Review of One Small Corner (by Roger Moore)

review written by John Sutherland
One Small Corner: A Kingsbrae Chronicle is a wonderful little volume of poetical works, inspired and provoked by Roger’s residency for a month at the First International Artists Residency at Kingsbrae in St. Andrews, New Brunswick. His time there was clearly productive, with two to three evocative poems constructed each day. His fellow artists, a sculptor, painter, musician (who spoke no English), and another artist (encaustic: one who works in beeswax and paint) must have had a memorable month together.

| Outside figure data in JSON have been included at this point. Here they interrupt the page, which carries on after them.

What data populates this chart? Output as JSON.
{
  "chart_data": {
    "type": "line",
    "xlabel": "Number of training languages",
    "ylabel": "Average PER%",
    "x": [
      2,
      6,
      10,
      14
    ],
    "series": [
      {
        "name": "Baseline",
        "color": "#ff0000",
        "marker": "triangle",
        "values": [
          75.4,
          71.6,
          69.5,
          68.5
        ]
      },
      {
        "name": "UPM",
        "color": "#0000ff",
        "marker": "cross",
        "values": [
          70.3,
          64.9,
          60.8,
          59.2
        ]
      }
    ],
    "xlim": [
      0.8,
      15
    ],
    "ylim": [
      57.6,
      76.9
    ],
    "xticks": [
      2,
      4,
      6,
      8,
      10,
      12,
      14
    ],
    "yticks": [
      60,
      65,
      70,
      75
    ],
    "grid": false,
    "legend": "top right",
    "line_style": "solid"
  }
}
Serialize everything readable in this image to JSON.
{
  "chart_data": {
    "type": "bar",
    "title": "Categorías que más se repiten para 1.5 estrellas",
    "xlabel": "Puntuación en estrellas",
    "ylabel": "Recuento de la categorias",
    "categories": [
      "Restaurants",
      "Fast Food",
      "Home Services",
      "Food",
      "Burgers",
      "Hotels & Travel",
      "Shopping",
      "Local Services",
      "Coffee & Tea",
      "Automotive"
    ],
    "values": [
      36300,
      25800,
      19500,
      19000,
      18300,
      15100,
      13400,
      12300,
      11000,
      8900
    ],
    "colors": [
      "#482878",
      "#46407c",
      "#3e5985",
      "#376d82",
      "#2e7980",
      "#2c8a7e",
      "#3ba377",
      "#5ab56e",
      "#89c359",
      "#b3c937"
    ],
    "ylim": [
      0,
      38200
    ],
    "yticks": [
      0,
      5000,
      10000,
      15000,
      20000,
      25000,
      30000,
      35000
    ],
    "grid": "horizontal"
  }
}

This set of poems, paints word pictures for the mind to luxuriate in. They also torment delightfully. There are so many delicious phrases and ideas that stood out to me; a distillation of subconscious wisdom, that I had to re-read them several times to be sure I was understanding them and deriving the fullest meaning from them. He spoke in one poem of an umbrella. Just an umbrella, but my mind, by then, was ready for fantasy, and I flew off into imagining the stretched fabric of the umbrella as being the taught, bat-like membrane on a Pterodactyl’s wing, with the metal supports being the long bony supports of the evolved fingers.
Then there was that haunting consideration of the potentially endless vocabulary of words (English and foreign, of course) contained within the combinations and permutations (my words and thoughts) of a simple computer keyboard, and (my thoughts again): needing only enough monkeys sitting there for long enough to produce the works of Shakespeare. There are hundreds of other provocative phrases and stanzas in there. It is a real treasure.
This set of poems is a fitting addition to Roger’s many other books of poetry and prose, and I highly recommend it.
Note: I suppose I should also disclose that Roger and I have been friends for several years, but that, in no way, influenced the language of this review.